12Prenons l’exemple de la musique. On peut prendre connaissance des structures musicales des styles baroque, classique ou romantique, on peut apprendre qu’en ré majeur il y a deux dièses à la clé, qu’une syncope est une note à cheval sur deux temps. Mais cela ne fait pas comprendre la musique. Alors un jour, nous écoutons une musique (ou mieux, nous en jouons) et cette fois-là, cela nous émeut, nous bouleverse, nous transforme. Sans que l’on sache encore trop bien ce qui se passe, quelque chose vient d’être saisi. C’est ça la formation. Il en est de même pour l’éducation, l’art, la santé mentale, la philosophie, etc.

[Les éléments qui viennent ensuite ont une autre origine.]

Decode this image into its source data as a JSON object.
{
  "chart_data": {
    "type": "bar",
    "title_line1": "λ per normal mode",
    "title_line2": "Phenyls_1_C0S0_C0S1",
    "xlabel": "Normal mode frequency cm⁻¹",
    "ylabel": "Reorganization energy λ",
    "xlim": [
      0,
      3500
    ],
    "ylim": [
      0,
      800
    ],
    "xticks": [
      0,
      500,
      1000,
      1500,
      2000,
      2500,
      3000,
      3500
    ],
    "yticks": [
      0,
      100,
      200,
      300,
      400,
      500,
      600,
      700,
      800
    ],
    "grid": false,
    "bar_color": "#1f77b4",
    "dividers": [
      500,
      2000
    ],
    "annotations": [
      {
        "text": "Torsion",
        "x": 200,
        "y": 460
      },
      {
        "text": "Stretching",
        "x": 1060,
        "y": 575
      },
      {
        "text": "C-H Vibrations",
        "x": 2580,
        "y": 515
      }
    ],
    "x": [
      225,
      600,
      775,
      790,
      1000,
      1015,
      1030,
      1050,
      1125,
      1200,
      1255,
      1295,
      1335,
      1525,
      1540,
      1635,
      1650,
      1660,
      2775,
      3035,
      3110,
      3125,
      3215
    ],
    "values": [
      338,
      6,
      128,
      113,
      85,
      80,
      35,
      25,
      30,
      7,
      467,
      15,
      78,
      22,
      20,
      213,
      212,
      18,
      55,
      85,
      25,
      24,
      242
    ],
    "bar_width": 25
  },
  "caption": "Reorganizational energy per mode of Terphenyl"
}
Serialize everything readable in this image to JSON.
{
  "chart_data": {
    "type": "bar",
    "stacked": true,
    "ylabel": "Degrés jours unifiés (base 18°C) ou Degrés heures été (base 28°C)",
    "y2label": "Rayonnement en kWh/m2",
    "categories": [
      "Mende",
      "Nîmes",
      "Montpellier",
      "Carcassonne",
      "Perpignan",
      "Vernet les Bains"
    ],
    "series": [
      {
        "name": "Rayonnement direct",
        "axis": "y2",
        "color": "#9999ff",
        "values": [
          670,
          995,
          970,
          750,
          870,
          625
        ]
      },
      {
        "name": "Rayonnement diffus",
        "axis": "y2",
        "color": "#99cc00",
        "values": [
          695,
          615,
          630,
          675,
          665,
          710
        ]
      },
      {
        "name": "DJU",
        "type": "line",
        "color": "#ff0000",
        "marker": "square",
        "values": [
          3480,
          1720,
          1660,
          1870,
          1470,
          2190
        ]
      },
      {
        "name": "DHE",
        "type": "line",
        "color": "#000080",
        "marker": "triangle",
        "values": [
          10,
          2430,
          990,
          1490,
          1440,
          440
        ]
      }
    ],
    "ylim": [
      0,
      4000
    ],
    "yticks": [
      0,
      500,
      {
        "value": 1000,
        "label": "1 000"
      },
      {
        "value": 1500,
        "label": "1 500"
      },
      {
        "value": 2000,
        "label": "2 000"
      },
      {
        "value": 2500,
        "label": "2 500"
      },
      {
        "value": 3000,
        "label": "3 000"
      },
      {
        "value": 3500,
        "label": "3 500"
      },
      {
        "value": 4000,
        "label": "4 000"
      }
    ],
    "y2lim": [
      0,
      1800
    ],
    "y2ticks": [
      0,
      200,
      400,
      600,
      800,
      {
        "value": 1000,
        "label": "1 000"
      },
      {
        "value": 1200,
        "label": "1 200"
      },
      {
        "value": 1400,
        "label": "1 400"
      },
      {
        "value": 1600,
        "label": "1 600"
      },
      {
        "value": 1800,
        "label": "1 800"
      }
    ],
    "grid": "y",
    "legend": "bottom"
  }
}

13En systémique, on peut apprendre des concepts comme la fonction, la loyauté, les transactions souples et rigides, la ponctuation des séquences de faits, etc. Mais cette connaissance ne nous fait pas comprendre le paradigme systémique. Pour se former à la systémique, il s’agirait plutôt de voir combien nous sommes reliés les uns aux autres, de sentir à l’intérieur de nous l’influence du contexte relationnel dans lequel nous nous trouvons, de vivre l’expérience de la transmission générationnelle, etc.

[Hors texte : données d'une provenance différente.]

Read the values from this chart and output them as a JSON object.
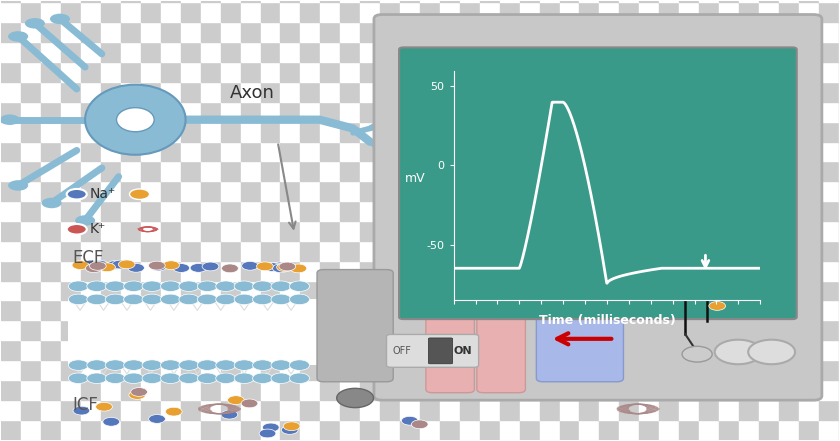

14En résumé, il nous faut abandonner l’idée qu’un simple apprentissage de techniques, d’outils, de procédures suffit à faire de nous des thérapeutes sensibles, créatifs et intelligents. Par contre, pour devenir thérapeute (de couple), il nous faut accepter l’idée qu’il faille passer par des découvertes qui nous bousculent, des prises de conscience qui nous émeuvent, des principes qui s’effritent, des horizons qui s’élargissent. En d’autres termes, lorsqu’on a comme projet de devenir thérapeute, il faut accepter l’idée que nous allons devoir nous transformer. Avec toute la charge affective liée à ces recatégorisations. Malheureusement (ou plutôt heureusement), il n’y a pas de modèles à copier, de recettes à appliquer ou de procédures à suivre, mais bien une créativité, une sensibilité, une souplesse d’esprit, une adaptabilité à développer.

Croire qu’un bon thérapeute sait

15La deuxième illusion à déconstruire concerne le statut du savoir.

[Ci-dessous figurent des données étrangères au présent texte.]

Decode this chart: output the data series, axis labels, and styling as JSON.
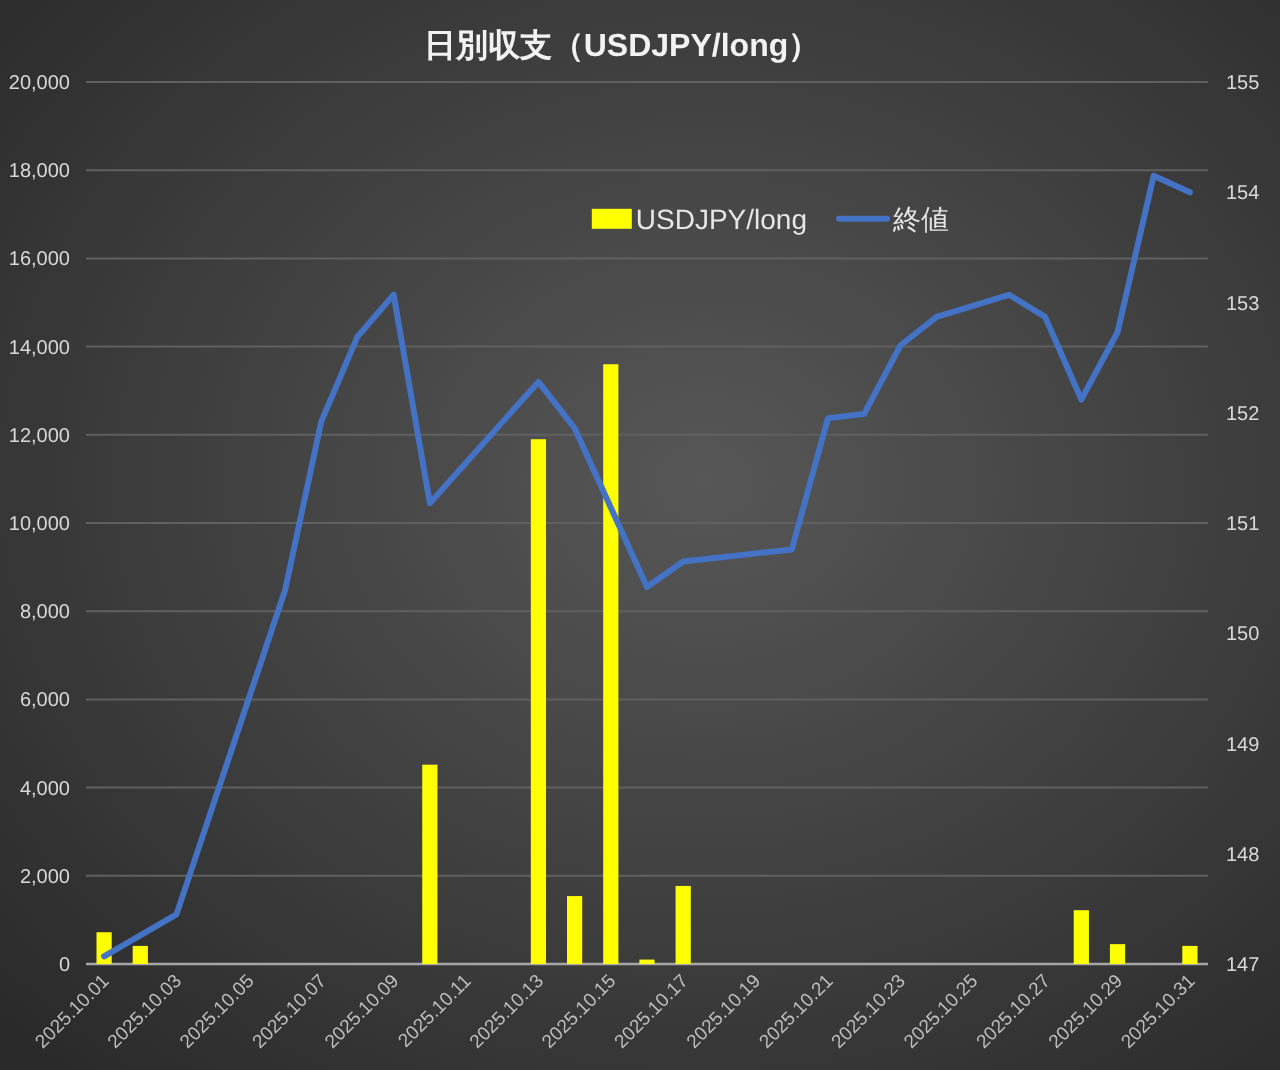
{
  "chart_data": {
    "type": "bar",
    "title": "日別収支（USDJPY/long）",
    "series": [
      {
        "name": "USDJPY/long",
        "color": "#ffff00",
        "x": [
          "2025-10-01",
          "2025-10-02",
          "2025-10-10",
          "2025-10-13",
          "2025-10-14",
          "2025-10-15",
          "2025-10-16",
          "2025-10-17",
          "2025-10-28",
          "2025-10-29",
          "2025-10-31"
        ],
        "values": [
          720,
          410,
          4520,
          11900,
          1540,
          13600,
          100,
          1770,
          1220,
          450,
          410
        ]
      },
      {
        "name": "終値",
        "type": "line",
        "color": "#4472c4",
        "axis": "y2",
        "x": [
          "2025-10-01",
          "2025-10-02",
          "2025-10-03",
          "2025-10-06",
          "2025-10-07",
          "2025-10-08",
          "2025-10-09",
          "2025-10-10",
          "2025-10-13",
          "2025-10-14",
          "2025-10-15",
          "2025-10-16",
          "2025-10-17",
          "2025-10-20",
          "2025-10-21",
          "2025-10-22",
          "2025-10-23",
          "2025-10-24",
          "2025-10-26",
          "2025-10-27",
          "2025-10-28",
          "2025-10-29",
          "2025-10-30",
          "2025-10-31"
        ],
        "values": [
          147.07,
          147.26,
          147.45,
          150.39,
          151.92,
          152.69,
          153.07,
          151.18,
          152.28,
          151.86,
          151.14,
          150.42,
          150.65,
          150.76,
          151.95,
          151.99,
          152.61,
          152.87,
          153.07,
          152.87,
          152.12,
          152.73,
          154.15,
          154.0
        ]
      }
    ],
    "xlim": [
      "2025-09-30T12:00",
      "2025-10-31T12:00"
    ],
    "xticks": [
      {
        "value": "2025-10-01",
        "label": "2025.10.01"
      },
      {
        "value": "2025-10-03",
        "label": "2025.10.03"
      },
      {
        "value": "2025-10-05",
        "label": "2025.10.05"
      },
      {
        "value": "2025-10-07",
        "label": "2025.10.07"
      },
      {
        "value": "2025-10-09",
        "label": "2025.10.09"
      },
      {
        "value": "2025-10-11",
        "label": "2025.10.11"
      },
      {
        "value": "2025-10-13",
        "label": "2025.10.13"
      },
      {
        "value": "2025-10-15",
        "label": "2025.10.15"
      },
      {
        "value": "2025-10-17",
        "label": "2025.10.17"
      },
      {
        "value": "2025-10-19",
        "label": "2025.10.19"
      },
      {
        "value": "2025-10-21",
        "label": "2025.10.21"
      },
      {
        "value": "2025-10-23",
        "label": "2025.10.23"
      },
      {
        "value": "2025-10-25",
        "label": "2025.10.25"
      },
      {
        "value": "2025-10-27",
        "label": "2025.10.27"
      },
      {
        "value": "2025-10-29",
        "label": "2025.10.29"
      },
      {
        "value": "2025-10-31",
        "label": "2025.10.31"
      }
    ],
    "ylim": [
      0,
      20000
    ],
    "yticks": [
      0,
      {
        "value": 2000,
        "label": "2,000"
      },
      {
        "value": 4000,
        "label": "4,000"
      },
      {
        "value": 6000,
        "label": "6,000"
      },
      {
        "value": 8000,
        "label": "8,000"
      },
      {
        "value": 10000,
        "label": "10,000"
      },
      {
        "value": 12000,
        "label": "12,000"
      },
      {
        "value": 14000,
        "label": "14,000"
      },
      {
        "value": 16000,
        "label": "16,000"
      },
      {
        "value": 18000,
        "label": "18,000"
      },
      {
        "value": 20000,
        "label": "20,000"
      }
    ],
    "y2lim": [
      147,
      155
    ],
    "y2ticks": [
      147,
      148,
      149,
      150,
      151,
      152,
      153,
      154,
      155
    ],
    "grid": "y",
    "legend": "top"
  }
}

16Dans l’imaginaire des gens, les psys ont réponse à tout. Ils savent ce qui se passe dans la tête du client, ils savent où est le vrai problème, quelle est l’explication, d’où ça vient. Ils savent si c’est normal ou non, ils ont des théories qui expliquent très bien le comportement du client. Il n’en est évidemment rien. Ce supposé savoir du psy relève de l’imaginaire ou du fantasme.

17En fait, les psys ne sont pas tant des professionnels de la réponse mais des professionnels de la question. Un bon psy est quelqu’un qui sait qu’il ne sait pas tout et qui supporte sereinement cette ignorance.

18Ceci doit sans doute surprendre ou soulager l’étudiant d’une pression inutile. En effet, je vois beaucoup d’étudiants tenter de maîtriser intellectuellement la problématique du couple et la marche à suivre pour l’en sortir. Ils pensent sans doute qu’ils doivent savoir et que c’est de cette maîtrise intellectuelle que dépend la qualité de leur travail.

19Cette croyance est sans doute alimentée par la plupart des livres psy dans lesquels les auteurs racontent leurs réussites thérapeutiques, font état de leurs interprétations judicieuses et de leur maîtrise du processus thérapeutique. La clarté de leur propos laisse entendre combien les choses sont évidentes dans leur tête. Quelques rares auteurs cependant (par exemple Irvin Yalom (2005), Guy Ausloos (1985) Carl Rogers (1968)) font preuve de plus d’honnêteté et de modestie dans leurs ouvrages. Leurs livres sont passionnants parce que ces auteurs témoignent en toute simplicité de leurs égarements, de leurs questionnements, de leurs difficultés. Personnellement, je me retrouve dans cette lecture. Et beaucoup d’étudiants m’ont confié que ces livres les avaient transformés.

20« La réponse est le malheur de la question » avait l’habitude de dire le célèbre pédagogue Jean Piaget. En (se) donnant une réponse, on (se) ferme la porte à la réflexion et au questionnement. Je pense que la qualité d’un aidant tient à sa capacité de se poser des questions, de ne pas s’enfermer dans une réponse, de garder son esprit ouvert et de cultiver une certaine modestie face à la complexité du psychisme humain et des relations humaines. Paradoxalement, c’est de notre ignorance que nous tirons notre principale compétence (Tournebise, 2001).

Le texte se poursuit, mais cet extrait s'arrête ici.